3. The Aids Memorial Quilt, Accessed 12 August 2018, http://www.aidsquilt.org/about/the-aids-memorial-quilt.
Craft making – particularly amongst women – has had a long history as both a means and a symbol of survival and resistance in the face of political persecution and oppression. Suffrage banners, arpilleras and the Pussyhat Project all co-opted craft-based techniques as tools
in the push towards social and political change. Produced by activists, the key function of these objects was to support the act of protest.
It is fair to say that craft is undergoing a renaissance within the contemporary art context. Many leading contemporary artists are increasingly using craft-based techniques and materials in their work. However, the way that they position themselves and their art in relation to clay, textiles and glass, and to activism, protest and change, is radically different from previous decades. The art/craft debate of old is now firmly dead, as contemporary artists extend our understanding of their ideas and concerns through a range of media that includes traditional craft techniques and materials.
These artists and their works are firmly located within the contemporary. Ceramics and textiles are increasingly becoming fixtures of the global contemporary art world: think of Tracey Emin sewing tents to explore personal narratives and Grayson Perry using ceramics and tapestries to rethink the personal as political and offer alternative interpretations of the grand epic narrative tapestry or history painting.

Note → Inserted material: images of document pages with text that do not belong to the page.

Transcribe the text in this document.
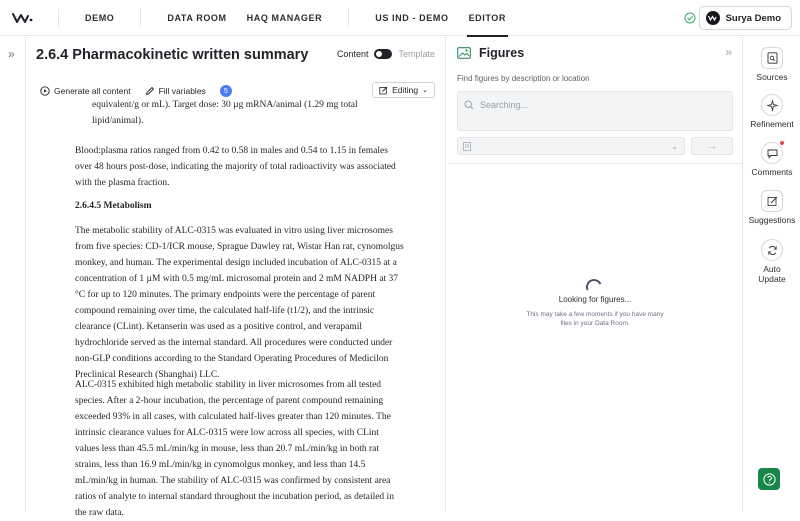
DEMO	DATA ROOM	HAQ MANAGER	US IND - DEMO	EDITOR	Surya Demo
» 2.6.4 Pharmacokinetic written summary	Content	Template
Generate all content	Fill variables	5	Editing ⌄
equivalent/g or mL). Target dose: 30 µg mRNA/animal (1.29 mg total
lipid/animal).
Blood:plasma ratios ranged from 0.42 to 0.58 in males and 0.54 to 1.15 in females over 48 hours post-dose, indicating the majority of total radioactivity was associated with the plasma fraction.
2.6.4.5 Metabolism
The metabolic stability of ALC-0315 was evaluated in vitro using liver microsomes from five species: CD-1/ICR mouse, Sprague Dawley rat, Wistar Han rat, cynomolgus monkey, and human. The experimental design included incubation of ALC-0315 at a concentration of 1 µM with 0.5 mg/mL microsomal protein and 2 mM NADPH at 37 °C for up to 120 minutes. The primary endpoints were the percentage of parent compound remaining over time, the calculated half-life (t1/2), and the intrinsic clearance (CLint). Ketanserin was used as a positive control, and verapamil hydrochloride served as the internal standard. All procedures were conducted under non-GLP conditions according to the Standard Operating Procedures of Medicilon Preclinical Research (Shanghai) LLC.
ALC-0315 exhibited high metabolic stability in liver microsomes from all tested species. After a 2-hour incubation, the percentage of parent compound remaining exceeded 93% in all cases, with calculated half-lives greater than 120 minutes. The intrinsic clearance values for ALC-0315 were low across all species, with CLint values less than 45.5 mL/min/kg in mouse, less than 20.7 mL/min/kg in both rat strains, less than 16.9 mL/min/kg in cynomolgus monkey, and less than 14.5 mL/min/kg in human. The stability of ALC-0315 was confirmed by consistent area ratios of analyte to internal standard throughout the incubation period, as detailed in the raw data.
Figures	»
Find figures by description or location
Searching...
⌄	→
Looking for figures...
This may take a few moments if you have many files in your Data Room.
Sources
Refinement
Comments
Suggestions
Auto Update
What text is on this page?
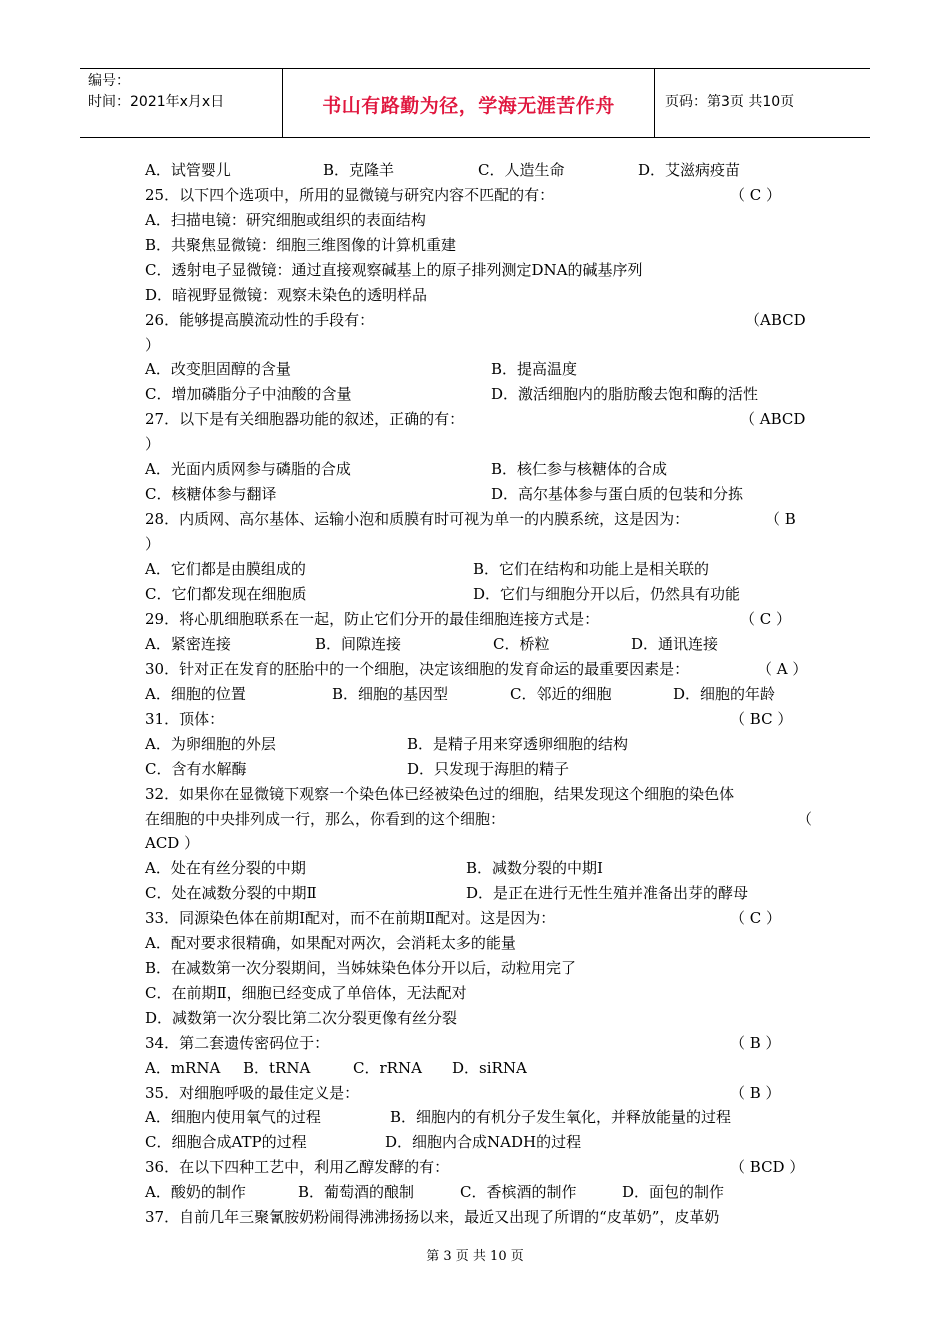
编号：
时间：2021年x月x日	书山有路勤为径，学海无涯苦作舟	页码：第3页 共10页
A．试管婴儿	B．克隆羊	C．人造生命	D．艾滋病疫苗
25．以下四个选项中，所用的显微镜与研究内容不匹配的有：	（ C ）
A．扫描电镜：研究细胞或组织的表面结构
B．共聚焦显微镜：细胞三维图像的计算机重建
C．透射电子显微镜：通过直接观察碱基上的原子排列测定DNA的碱基序列
D．暗视野显微镜：观察未染色的透明样品
26．能够提高膜流动性的手段有：	（ABCD
）
A．改变胆固醇的含量	B．提高温度
C．增加磷脂分子中油酸的含量	D．激活细胞内的脂肪酸去饱和酶的活性
27．以下是有关细胞器功能的叙述，正确的有：	（ ABCD
）
A．光面内质网参与磷脂的合成	B．核仁参与核糖体的合成
C．核糖体参与翻译	D．高尔基体参与蛋白质的包装和分拣
28．内质网、高尔基体、运输小泡和质膜有时可视为单一的内膜系统，这是因为：	（ B
）
A．它们都是由膜组成的	B．它们在结构和功能上是相关联的
C．它们都发现在细胞质	D．它们与细胞分开以后，仍然具有功能
29．将心肌细胞联系在一起，防止它们分开的最佳细胞连接方式是：	（ C ）
A．紧密连接	B．间隙连接	C．桥粒	D．通讯连接
30．针对正在发育的胚胎中的一个细胞，决定该细胞的发育命运的最重要因素是：	（ A ）
A．细胞的位置	B．细胞的基因型	C．邻近的细胞	D．细胞的年龄
31．顶体：	（ BC ）
A．为卵细胞的外层	B．是精子用来穿透卵细胞的结构
C．含有水解酶	D．只发现于海胆的精子
32．如果你在显微镜下观察一个染色体已经被染色过的细胞，结果发现这个细胞的染色体
在细胞的中央排列成一行，那么，你看到的这个细胞：	（
ACD ）
A．处在有丝分裂的中期	B．减数分裂的中期Ⅰ
C．处在减数分裂的中期Ⅱ	D．是正在进行无性生殖并准备出芽的酵母
33．同源染色体在前期Ⅰ配对，而不在前期Ⅱ配对。这是因为：	（ C ）
A．配对要求很精确，如果配对两次，会消耗太多的能量
B．在减数第一次分裂期间，当姊妹染色体分开以后，动粒用完了
C．在前期Ⅱ，细胞已经变成了单倍体，无法配对
D．减数第一次分裂比第二次分裂更像有丝分裂
34．第二套遗传密码位于：	（ B ）
A．mRNA B．tRNA	C．rRNA D．siRNA
35．对细胞呼吸的最佳定义是：	（ B ）
A．细胞内使用氧气的过程	B．细胞内的有机分子发生氧化，并释放能量的过程
C．细胞合成ATP的过程	D．细胞内合成NADH的过程
36．在以下四种工艺中，利用乙醇发酵的有：	（ BCD ）
A．酸奶的制作	B．葡萄酒的酿制	C．香槟酒的制作	D．面包的制作
37．自前几年三聚氰胺奶粉闹得沸沸扬扬以来，最近又出现了所谓的“皮革奶”，皮革奶
第 3 页 共 10 页
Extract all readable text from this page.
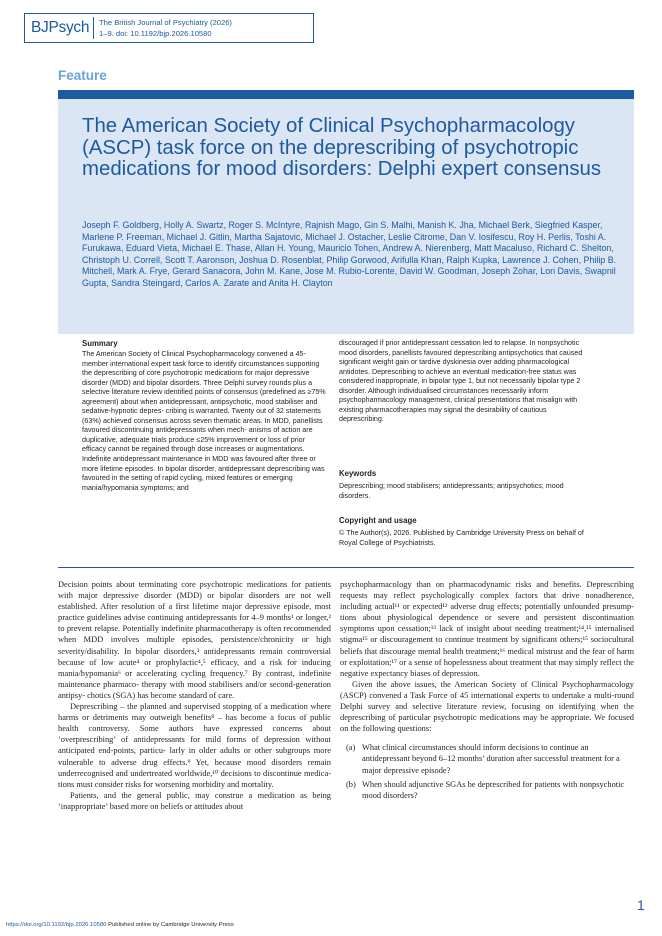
BJPsych The British Journal of Psychiatry (2026)
1–9. doi: 10.1192/bjp.2026.10580
Feature
The American Society of Clinical Psychopharmacology (ASCP) task force on the deprescribing of psychotropic medications for mood disorders: Delphi expert consensus

Joseph F. Goldberg, Holly A. Swartz, Roger S. McIntyre, Rajnish Mago, Gin S. Malhi, Manish K. Jha, Michael Berk, Siegfried Kasper, Marlene P. Freeman, Michael J. Gitlin, Martha Sajatovic, Michael J. Ostacher, Leslie Citrome, Dan V. Iosifescu, Roy H. Perlis, Toshi A. Furukawa, Eduard Vieta, Michael E. Thase, Allan H. Young, Mauricio Tohen, Andrew A. Nierenberg, Matt Macaluso, Richard C. Shelton, Christoph U. Correll, Scott T. Aaronson, Joshua D. Rosenblat, Philip Gorwood, Arifulla Khan, Ralph Kupka, Lawrence J. Cohen, Philip B. Mitchell, Mark A. Frye, Gerard Sanacora, John M. Kane, Jose M. Rubio-Lorente, David W. Goodman, Joseph Zohar, Lori Davis, Swapnil Gupta, Sandra Steingard, Carlos A. Zarate and Anita H. Clayton

Summary

The American Society of Clinical Psychopharmacology convened a 45-member international expert task force to identify circumstances supporting the deprescribing of core psychotropic medications for major depressive disorder (MDD) and bipolar disorders. Three Delphi survey rounds plus a selective literature review identified points of consensus (predefined as ≥75% agreement) about when antidepressant, antipsychotic, mood stabiliser and sedative-hypnotic depres- cribing is warranted. Twenty out of 32 statements (63%) achieved consensus across seven thematic areas. In MDD, panellists favoured discontinuing antidepressants when mech- anisms of action are duplicative, adequate trials produce ≤25% improvement or loss of prior efficacy cannot be regained through dose increases or augmentations. Indefinite antidepressant maintenance in MDD was favoured after three or more lifetime episodes. In bipolar disorder, antidepressant deprescribing was favoured in the setting of rapid cycling, mixed features or emerging mania/hypomania symptoms; and

discouraged if prior antidepressant cessation led to relapse. In nonpsychotic mood disorders, panellists favoured deprescribing antipsychotics that caused significant weight gain or tardive dyskinesia over adding pharmacological antidotes. Deprescribing to achieve an eventual medication-free status was considered inappropriate, in bipolar type 1, but not necessarily bipolar type 2 disorder. Although individualised circumstances necessarily inform psychopharmacology management, clinical presentations that misalign with existing pharmacotherapies may signal the desirability of cautious deprescribing.

Keywords

Deprescribing; mood stabilisers; antidepressants; antipsychotics; mood disorders.

Copyright and usage

© The Author(s), 2026. Published by Cambridge University Press on behalf of Royal College of Psychiatrists.

Decision points about terminating core psychotropic medications for patients with major depressive disorder (MDD) or bipolar disorders are not well established. After resolution of a first lifetime major depressive episode, most practice guidelines advise continuing antidepressants for 4–9 months¹ or longer,² to prevent relapse. Potentially indefinite pharmacotherapy is often recommended when MDD involves multiple episodes, persistence/chronicity or high severity/disability. In bipolar disorders,³ antidepressants remain controversial because of low acute⁴ or prophylactic⁴,⁵ efficacy, and a risk for inducing mania/hypomania⁶ or accelerating cycling frequency.⁷ By contrast, indefinite maintenance pharmaco- therapy with mood stabilisers and/or second-generation antipsy- chotics (SGA) has become standard of care.

Deprescribing – the planned and supervised stopping of a medication where harms or detriments may outweigh benefits⁸ – has become a focus of public health controversy. Some authors have expressed concerns about ‘overprescribing’ of antidepressants for mild forms of depression without anticipated end-points, particu- larly in older adults or other subgroups more vulnerable to adverse drug effects.⁹ Yet, because mood disorders remain underrecognised and undertreated worldwide,¹⁰ decisions to discontinue medica- tions must consider risks for worsening morbidity and mortality.

Patients, and the general public, may construe a medication as being ‘inappropriate’ based more on beliefs or attitudes about

psychopharmacology than on pharmacodynamic risks and benefits. Deprescribing requests may reflect psychologically complex factors that drive nonadherence, including actual¹¹ or expected¹² adverse drug effects; potentially unfounded presump- tions about physiological dependence or severe and persistent discontinuation symptoms upon cessation;¹³ lack of insight about needing treatment;¹⁴,¹⁵ internalised stigma¹⁵ or discouragement to continue treatment by significant others;¹⁵ sociocultural beliefs that discourage mental health treatment;¹⁶ medical mistrust and the fear of harm or exploitation;¹⁷ or a sense of hopelessness about treatment that may simply reflect the negative expectancy biases of depression.

Given the above issues, the American Society of Clinical Psychopharmacology (ASCP) convened a Task Force of 45 international experts to undertake a multi-round Delphi survey and selective literature review, focusing on identifying when the deprescribing of particular psychotropic medications may be appropriate. We focused on the following questions:

(a) What clinical circumstances should inform decisions to continue an antidepressant beyond 6–12 months’ duration after successful treatment for a major depressive episode?
(b) When should adjunctive SGAs be deprescribed for patients with nonpsychotic mood disorders?
https://doi.org/10.1192/bjp.2026.10580 Published online by Cambridge University Press
1
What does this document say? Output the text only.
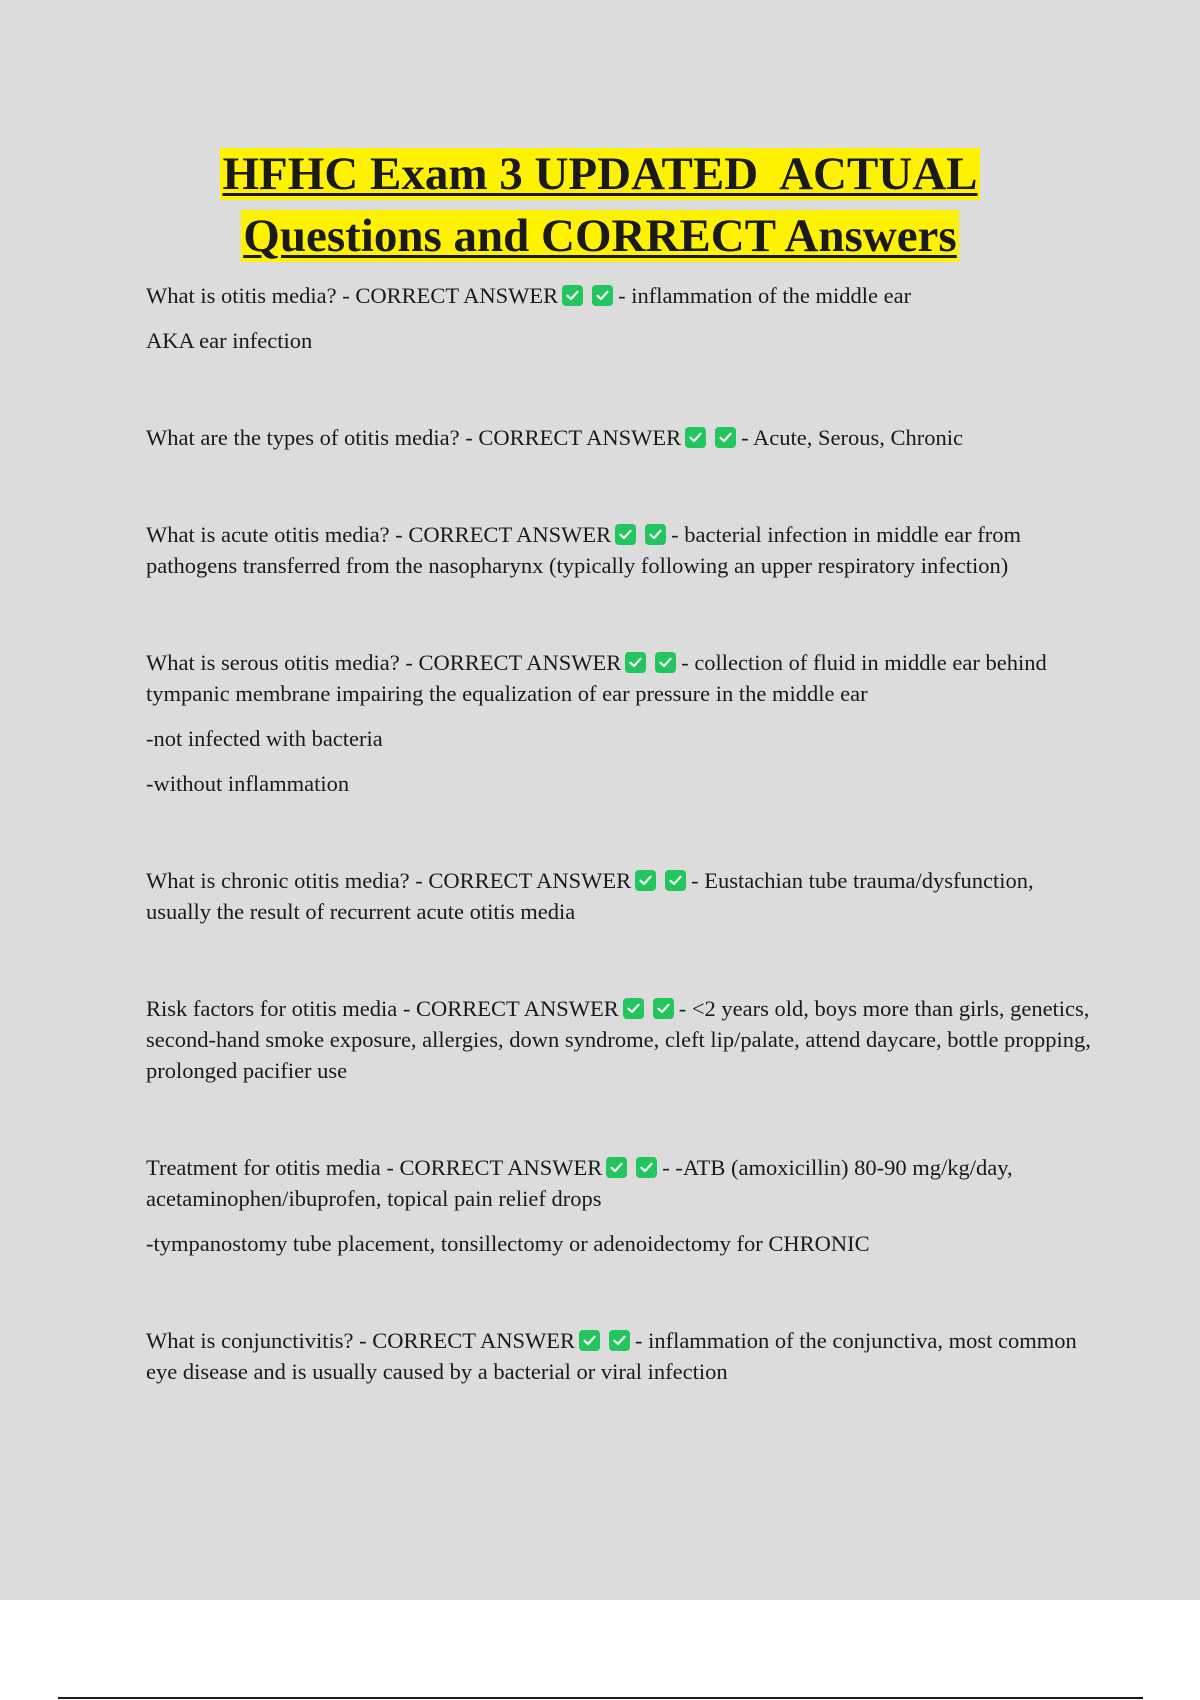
HFHC Exam 3 UPDATED  ACTUAL
Questions and CORRECT Answers

What is otitis media? - CORRECT ANSWER	- inflammation of the middle ear

AKA ear infection

What are the types of otitis media? - CORRECT ANSWER	- Acute, Serous, Chronic

What is acute otitis media? - CORRECT ANSWER	- bacterial infection in middle ear from pathogens transferred from the nasopharynx (typically following an upper respiratory infection)

What is serous otitis media? - CORRECT ANSWER	- collection of fluid in middle ear behind tympanic membrane impairing the equalization of ear pressure in the middle ear

-not infected with bacteria

-without inflammation

What is chronic otitis media? - CORRECT ANSWER	- Eustachian tube trauma/dysfunction, usually the result of recurrent acute otitis media

Risk factors for otitis media - CORRECT ANSWER	- <2 years old, boys more than girls, genetics, second-hand smoke exposure, allergies, down syndrome, cleft lip/palate, attend daycare, bottle propping, prolonged pacifier use

Treatment for otitis media - CORRECT ANSWER	- -ATB (amoxicillin) 80-90 mg/kg/day, acetaminophen/ibuprofen, topical pain relief drops

-tympanostomy tube placement, tonsillectomy or adenoidectomy for CHRONIC

What is conjunctivitis? - CORRECT ANSWER	- inflammation of the conjunctiva, most common eye disease and is usually caused by a bacterial or viral infection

Exhibitions have also promoted the renewed potential of craft materials to extend our understanding of contemporary themes and ideas. Shepparton Art Museum (SAM)’s own acquisitive prize, the Sidney Myer Fund Australian Ceramic Award, continues to showcase works by contemporary artists who rethink the
material and conceptual potential of clay in new and exciting ways. International biennials and triennials, from Venice, Havana, Dakar and São Paulo to the Biennale of Sydney and Brisbane’s Asia Pacific Triennial, have all showcased the work of artists who co-opt and incorporate craft-based techniques and materials. So too have some of the recent major institutional exhibitions in Australia and overseas.
Craftivism. Dissident Objects and Subversive Forms presents the artwork of 18 artists and groups who evidence this moment in contemporary art, embracing ceramics, textiles and fibre art techniques along with everyday materials in order to explore and articulate ideas and issues of our time. A number of themes can be discerned in the artists’ works selected for the exhibition. Gender, representation and identity are ever-present, because ‘the personal as political’ remains relevant today. Many artists are engaged with the land, environmental politics and climate change. Many are concerned about contested borders, immigration and democracy. And many embrace relational production processes that implicitly promote collaboration and social connection. Most of these concerns are not mutually exclusive.
These themes and ideas are considered more extensively in the texts that follow. These include newly commissioned essays by Jessica Bridgfoot, David Cross and Amelia Winata, whom we thank for their insights and ideas, and an essay by SAM’s Senior Curator Anna Briers. This exhibition reveals the myriad ways that artists challenge our perceptions of craft materials and approaches within a contemporary context, inviting us to reflect on social participation and political change.